Stochastic Web Map: Survival probability and escape frequency

TL;DR

This paper investigates escape dynamics in the Stochastic Web Map, revealing a universal scaling law for escape times governed by system parameters and showing that escape behavior is dominated by global transport mechanisms.

Contribution

The study introduces a universal scaling law for escape times in the SWM and demonstrates that escape dynamics are governed by global transport rather than symmetry effects.

Findings

Escape time scales as n_typ ∝ K^{-2}h^{2}.

Escape statistics become universal after rescaling time.

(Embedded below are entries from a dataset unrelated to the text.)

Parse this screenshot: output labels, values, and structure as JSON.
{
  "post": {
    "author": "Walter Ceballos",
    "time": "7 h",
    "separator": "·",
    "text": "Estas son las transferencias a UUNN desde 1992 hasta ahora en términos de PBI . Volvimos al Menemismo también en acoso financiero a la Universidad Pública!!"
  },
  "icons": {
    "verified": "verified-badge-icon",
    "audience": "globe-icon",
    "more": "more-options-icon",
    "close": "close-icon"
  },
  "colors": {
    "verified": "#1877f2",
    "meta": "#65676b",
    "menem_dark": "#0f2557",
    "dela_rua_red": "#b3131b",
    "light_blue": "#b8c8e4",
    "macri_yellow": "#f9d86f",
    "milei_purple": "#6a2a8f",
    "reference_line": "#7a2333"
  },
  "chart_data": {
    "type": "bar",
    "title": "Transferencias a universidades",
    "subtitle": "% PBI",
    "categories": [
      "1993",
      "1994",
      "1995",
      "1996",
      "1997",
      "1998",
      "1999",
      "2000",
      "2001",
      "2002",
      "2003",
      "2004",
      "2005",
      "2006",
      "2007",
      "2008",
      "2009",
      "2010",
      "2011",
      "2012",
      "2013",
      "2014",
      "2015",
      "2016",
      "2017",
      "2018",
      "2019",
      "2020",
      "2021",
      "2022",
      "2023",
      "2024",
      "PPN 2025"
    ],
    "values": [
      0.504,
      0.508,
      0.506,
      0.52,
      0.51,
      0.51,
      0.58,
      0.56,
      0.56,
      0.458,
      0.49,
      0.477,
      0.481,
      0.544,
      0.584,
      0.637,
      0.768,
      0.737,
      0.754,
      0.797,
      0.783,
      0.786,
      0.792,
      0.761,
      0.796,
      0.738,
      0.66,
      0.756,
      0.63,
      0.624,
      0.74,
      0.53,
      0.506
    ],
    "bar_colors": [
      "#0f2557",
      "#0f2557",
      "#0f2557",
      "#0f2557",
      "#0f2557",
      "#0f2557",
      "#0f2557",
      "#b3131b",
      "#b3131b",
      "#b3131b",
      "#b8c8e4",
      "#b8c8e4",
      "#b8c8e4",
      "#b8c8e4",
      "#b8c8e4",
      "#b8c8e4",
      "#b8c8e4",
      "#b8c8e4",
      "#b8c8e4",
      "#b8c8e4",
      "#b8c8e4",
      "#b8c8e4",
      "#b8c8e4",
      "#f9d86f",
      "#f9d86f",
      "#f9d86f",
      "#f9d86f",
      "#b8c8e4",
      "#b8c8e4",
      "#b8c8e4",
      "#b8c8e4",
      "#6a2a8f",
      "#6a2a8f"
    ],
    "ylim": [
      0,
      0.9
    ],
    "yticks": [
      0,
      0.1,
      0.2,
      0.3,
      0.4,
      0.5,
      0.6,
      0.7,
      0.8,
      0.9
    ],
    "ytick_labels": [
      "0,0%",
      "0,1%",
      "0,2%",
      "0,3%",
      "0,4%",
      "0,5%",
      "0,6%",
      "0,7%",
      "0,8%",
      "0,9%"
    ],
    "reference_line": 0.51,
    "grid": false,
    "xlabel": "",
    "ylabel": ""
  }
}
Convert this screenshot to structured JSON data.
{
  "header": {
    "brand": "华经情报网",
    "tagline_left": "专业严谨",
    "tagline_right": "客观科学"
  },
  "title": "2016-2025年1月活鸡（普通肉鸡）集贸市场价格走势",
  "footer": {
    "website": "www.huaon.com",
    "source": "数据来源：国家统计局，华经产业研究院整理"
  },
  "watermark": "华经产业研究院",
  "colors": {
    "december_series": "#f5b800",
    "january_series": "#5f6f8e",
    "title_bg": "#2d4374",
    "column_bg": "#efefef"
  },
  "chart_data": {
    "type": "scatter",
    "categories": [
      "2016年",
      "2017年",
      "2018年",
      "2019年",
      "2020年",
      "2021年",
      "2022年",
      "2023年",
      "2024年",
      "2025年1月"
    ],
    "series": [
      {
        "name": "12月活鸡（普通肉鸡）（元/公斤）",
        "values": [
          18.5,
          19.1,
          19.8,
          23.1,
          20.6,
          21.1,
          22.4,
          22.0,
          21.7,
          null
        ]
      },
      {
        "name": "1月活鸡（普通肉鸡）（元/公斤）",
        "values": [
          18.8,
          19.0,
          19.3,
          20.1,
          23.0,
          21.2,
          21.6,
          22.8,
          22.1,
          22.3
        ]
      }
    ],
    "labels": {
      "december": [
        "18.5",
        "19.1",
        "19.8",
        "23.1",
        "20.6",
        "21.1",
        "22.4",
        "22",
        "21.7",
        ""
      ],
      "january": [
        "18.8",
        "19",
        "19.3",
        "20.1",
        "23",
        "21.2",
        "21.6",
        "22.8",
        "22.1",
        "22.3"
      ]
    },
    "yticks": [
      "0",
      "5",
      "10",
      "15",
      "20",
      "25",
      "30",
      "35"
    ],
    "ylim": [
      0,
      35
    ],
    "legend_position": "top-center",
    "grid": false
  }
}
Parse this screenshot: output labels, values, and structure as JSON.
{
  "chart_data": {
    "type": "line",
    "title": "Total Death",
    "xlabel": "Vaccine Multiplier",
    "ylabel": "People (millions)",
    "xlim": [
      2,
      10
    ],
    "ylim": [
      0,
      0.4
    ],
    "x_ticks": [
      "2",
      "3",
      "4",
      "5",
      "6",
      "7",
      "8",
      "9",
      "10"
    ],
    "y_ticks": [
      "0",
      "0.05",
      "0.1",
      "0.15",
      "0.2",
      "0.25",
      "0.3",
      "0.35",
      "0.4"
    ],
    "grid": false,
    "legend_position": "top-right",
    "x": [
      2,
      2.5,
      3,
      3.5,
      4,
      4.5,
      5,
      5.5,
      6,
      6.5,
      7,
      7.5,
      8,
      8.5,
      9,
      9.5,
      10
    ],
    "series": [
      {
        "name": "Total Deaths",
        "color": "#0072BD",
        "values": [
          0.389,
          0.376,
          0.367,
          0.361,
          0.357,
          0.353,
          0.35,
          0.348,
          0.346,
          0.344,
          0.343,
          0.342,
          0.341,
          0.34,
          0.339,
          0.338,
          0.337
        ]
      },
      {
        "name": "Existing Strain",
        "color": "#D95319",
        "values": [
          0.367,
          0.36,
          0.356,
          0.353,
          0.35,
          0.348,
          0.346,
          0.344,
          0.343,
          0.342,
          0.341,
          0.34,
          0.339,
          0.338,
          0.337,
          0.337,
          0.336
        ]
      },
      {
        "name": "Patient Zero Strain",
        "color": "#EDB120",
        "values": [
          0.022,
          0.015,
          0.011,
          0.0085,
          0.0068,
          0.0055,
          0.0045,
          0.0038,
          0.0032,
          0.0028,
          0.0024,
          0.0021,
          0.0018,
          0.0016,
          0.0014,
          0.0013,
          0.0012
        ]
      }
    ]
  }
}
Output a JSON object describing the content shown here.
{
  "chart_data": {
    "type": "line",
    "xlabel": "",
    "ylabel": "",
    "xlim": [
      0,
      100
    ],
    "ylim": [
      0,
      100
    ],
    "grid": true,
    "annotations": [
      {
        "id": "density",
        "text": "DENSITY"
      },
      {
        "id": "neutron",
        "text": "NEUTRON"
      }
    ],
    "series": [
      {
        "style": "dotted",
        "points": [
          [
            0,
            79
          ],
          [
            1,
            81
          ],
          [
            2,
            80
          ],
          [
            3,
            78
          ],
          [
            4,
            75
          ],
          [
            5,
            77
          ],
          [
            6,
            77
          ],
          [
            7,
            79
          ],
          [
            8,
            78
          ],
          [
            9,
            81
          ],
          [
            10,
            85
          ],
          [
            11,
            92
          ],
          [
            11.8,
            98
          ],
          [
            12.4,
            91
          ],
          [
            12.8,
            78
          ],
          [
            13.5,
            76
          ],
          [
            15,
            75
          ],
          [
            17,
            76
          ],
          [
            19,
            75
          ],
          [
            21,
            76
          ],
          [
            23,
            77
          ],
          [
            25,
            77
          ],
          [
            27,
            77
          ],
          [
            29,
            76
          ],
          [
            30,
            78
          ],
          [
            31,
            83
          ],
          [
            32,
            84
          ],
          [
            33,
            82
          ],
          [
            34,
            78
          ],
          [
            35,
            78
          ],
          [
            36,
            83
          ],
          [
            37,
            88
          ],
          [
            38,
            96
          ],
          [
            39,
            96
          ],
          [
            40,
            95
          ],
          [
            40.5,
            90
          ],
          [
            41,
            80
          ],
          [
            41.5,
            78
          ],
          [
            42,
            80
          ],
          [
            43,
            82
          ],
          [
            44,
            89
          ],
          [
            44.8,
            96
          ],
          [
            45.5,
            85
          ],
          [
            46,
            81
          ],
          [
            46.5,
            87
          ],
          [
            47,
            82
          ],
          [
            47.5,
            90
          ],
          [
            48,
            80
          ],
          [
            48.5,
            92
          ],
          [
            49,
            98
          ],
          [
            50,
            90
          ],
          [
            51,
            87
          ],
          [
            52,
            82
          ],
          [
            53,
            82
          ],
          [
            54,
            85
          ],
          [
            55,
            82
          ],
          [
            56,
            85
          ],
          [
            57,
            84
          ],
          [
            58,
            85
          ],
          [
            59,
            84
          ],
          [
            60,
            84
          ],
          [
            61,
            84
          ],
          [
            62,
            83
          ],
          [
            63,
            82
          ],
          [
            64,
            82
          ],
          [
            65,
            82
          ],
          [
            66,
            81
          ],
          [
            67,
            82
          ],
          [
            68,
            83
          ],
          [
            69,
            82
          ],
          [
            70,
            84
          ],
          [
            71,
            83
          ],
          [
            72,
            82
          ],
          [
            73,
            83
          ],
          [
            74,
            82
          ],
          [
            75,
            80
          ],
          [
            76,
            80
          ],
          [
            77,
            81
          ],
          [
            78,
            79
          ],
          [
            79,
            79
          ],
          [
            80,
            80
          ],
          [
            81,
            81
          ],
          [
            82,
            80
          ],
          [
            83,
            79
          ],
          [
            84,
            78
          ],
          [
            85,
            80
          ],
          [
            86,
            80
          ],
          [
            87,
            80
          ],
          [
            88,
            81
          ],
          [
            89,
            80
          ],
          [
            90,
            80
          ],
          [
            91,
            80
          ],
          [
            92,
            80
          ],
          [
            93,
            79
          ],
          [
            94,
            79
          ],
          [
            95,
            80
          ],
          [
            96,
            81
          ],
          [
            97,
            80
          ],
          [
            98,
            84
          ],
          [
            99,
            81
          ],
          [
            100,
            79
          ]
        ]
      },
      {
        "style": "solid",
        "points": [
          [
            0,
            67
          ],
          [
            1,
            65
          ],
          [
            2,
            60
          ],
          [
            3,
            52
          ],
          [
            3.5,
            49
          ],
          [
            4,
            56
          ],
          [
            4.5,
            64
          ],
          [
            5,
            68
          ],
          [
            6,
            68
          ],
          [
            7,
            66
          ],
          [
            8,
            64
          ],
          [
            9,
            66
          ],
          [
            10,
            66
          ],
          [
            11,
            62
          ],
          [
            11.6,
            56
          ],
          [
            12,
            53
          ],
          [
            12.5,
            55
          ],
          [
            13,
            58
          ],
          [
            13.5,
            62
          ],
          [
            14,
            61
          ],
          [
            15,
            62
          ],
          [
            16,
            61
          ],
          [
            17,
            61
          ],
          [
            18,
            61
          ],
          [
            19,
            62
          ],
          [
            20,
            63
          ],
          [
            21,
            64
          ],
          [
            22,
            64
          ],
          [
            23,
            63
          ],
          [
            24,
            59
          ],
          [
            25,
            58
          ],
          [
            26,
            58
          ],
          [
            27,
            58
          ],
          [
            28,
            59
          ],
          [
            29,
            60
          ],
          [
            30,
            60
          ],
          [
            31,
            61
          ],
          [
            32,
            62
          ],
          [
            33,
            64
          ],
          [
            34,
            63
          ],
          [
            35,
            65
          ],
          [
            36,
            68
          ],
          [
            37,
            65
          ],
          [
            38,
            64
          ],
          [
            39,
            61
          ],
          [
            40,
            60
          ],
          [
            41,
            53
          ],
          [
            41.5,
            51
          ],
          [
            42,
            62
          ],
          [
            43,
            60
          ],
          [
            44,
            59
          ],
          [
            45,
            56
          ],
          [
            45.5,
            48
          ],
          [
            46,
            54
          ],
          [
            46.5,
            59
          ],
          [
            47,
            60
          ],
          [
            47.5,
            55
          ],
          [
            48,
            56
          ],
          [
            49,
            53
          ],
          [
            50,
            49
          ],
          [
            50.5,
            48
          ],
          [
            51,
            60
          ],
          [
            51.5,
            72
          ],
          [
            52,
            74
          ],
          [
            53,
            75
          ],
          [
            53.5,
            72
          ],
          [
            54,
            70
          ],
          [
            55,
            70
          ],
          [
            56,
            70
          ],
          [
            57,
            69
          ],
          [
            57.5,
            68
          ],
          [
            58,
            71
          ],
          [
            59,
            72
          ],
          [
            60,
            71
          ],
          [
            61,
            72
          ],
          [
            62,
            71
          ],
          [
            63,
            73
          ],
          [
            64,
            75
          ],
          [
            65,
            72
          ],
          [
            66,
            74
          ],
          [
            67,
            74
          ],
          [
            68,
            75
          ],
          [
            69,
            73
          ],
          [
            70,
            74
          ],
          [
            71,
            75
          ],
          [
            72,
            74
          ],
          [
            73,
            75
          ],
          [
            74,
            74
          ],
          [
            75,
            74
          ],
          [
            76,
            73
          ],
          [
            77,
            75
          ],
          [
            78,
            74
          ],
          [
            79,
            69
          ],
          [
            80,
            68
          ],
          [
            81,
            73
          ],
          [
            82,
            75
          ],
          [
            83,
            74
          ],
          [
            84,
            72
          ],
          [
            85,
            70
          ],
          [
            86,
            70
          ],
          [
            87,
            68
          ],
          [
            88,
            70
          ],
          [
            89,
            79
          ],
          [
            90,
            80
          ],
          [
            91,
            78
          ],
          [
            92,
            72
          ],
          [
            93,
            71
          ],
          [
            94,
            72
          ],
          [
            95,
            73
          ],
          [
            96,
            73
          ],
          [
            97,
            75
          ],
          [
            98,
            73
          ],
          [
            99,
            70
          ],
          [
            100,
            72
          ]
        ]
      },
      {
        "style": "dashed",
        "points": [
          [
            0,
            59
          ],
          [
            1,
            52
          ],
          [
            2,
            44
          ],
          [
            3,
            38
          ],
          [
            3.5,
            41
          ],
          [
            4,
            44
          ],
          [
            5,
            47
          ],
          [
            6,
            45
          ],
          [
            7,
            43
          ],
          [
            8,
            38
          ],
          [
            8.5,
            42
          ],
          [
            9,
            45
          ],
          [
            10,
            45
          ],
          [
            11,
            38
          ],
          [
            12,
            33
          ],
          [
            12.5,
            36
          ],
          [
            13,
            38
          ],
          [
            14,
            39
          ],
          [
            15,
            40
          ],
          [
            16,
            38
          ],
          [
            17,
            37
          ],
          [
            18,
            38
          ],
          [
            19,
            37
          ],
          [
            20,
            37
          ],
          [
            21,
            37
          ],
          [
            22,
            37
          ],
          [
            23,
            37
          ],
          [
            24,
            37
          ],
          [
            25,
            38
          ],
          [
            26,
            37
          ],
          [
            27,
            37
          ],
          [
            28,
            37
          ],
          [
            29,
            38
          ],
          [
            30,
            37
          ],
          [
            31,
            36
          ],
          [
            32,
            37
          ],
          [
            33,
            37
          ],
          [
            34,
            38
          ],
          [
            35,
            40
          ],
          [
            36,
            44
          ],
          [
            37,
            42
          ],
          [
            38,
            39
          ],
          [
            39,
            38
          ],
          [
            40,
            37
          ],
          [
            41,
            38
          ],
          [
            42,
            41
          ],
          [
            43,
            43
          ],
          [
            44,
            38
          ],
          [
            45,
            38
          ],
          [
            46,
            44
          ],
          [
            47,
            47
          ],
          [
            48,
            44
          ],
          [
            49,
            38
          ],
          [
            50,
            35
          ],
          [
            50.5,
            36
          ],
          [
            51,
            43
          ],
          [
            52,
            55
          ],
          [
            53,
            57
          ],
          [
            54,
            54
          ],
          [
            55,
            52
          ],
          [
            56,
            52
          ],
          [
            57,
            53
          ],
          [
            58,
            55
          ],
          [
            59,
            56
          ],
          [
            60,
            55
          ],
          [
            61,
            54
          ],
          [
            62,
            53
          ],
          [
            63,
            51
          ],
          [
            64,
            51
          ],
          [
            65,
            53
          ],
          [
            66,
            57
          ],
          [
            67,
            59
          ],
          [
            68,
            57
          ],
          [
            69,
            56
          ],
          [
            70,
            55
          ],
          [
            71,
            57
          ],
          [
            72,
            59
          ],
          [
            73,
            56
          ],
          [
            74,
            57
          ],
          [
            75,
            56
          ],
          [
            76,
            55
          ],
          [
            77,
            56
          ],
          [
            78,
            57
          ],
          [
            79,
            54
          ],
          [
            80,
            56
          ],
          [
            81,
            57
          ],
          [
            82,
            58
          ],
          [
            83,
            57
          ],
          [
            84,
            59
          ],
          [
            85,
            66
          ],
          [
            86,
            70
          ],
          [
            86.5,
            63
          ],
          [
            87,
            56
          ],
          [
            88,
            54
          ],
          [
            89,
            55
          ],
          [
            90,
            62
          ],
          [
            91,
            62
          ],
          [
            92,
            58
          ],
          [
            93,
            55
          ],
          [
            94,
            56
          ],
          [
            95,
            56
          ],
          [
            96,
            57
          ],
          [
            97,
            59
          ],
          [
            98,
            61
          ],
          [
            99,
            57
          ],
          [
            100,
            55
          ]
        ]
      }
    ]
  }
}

Escape is controlled by global transport mechanisms.

Abstract

We study transport and escape in the Stochastic Web Map (SWM), an area-preserving system with phase-space structure controlled by a symmetry parameter $q$ and nonlinearity $K$. By analyzing the survival probability $P_{\text{S}}(n)$ and escape frequency $P_{\text{E}}(\ln n)$, we show that in the chaotic regime escape dynamics is governed by a single time scale $n_{\text{typ}}\propto K^{-2}h^{2}$; here $h$ is the size of the escape horizon. Deviations at large $K$ and small $h$ indicate a breakdown of the quasilinear approximation. Then, upon rescaling the time by $n_{\text{typ}}$, escape statistics becomes universal, independent of $q$. These results demonstrate that escape is controlled by global transport rather than symmetry.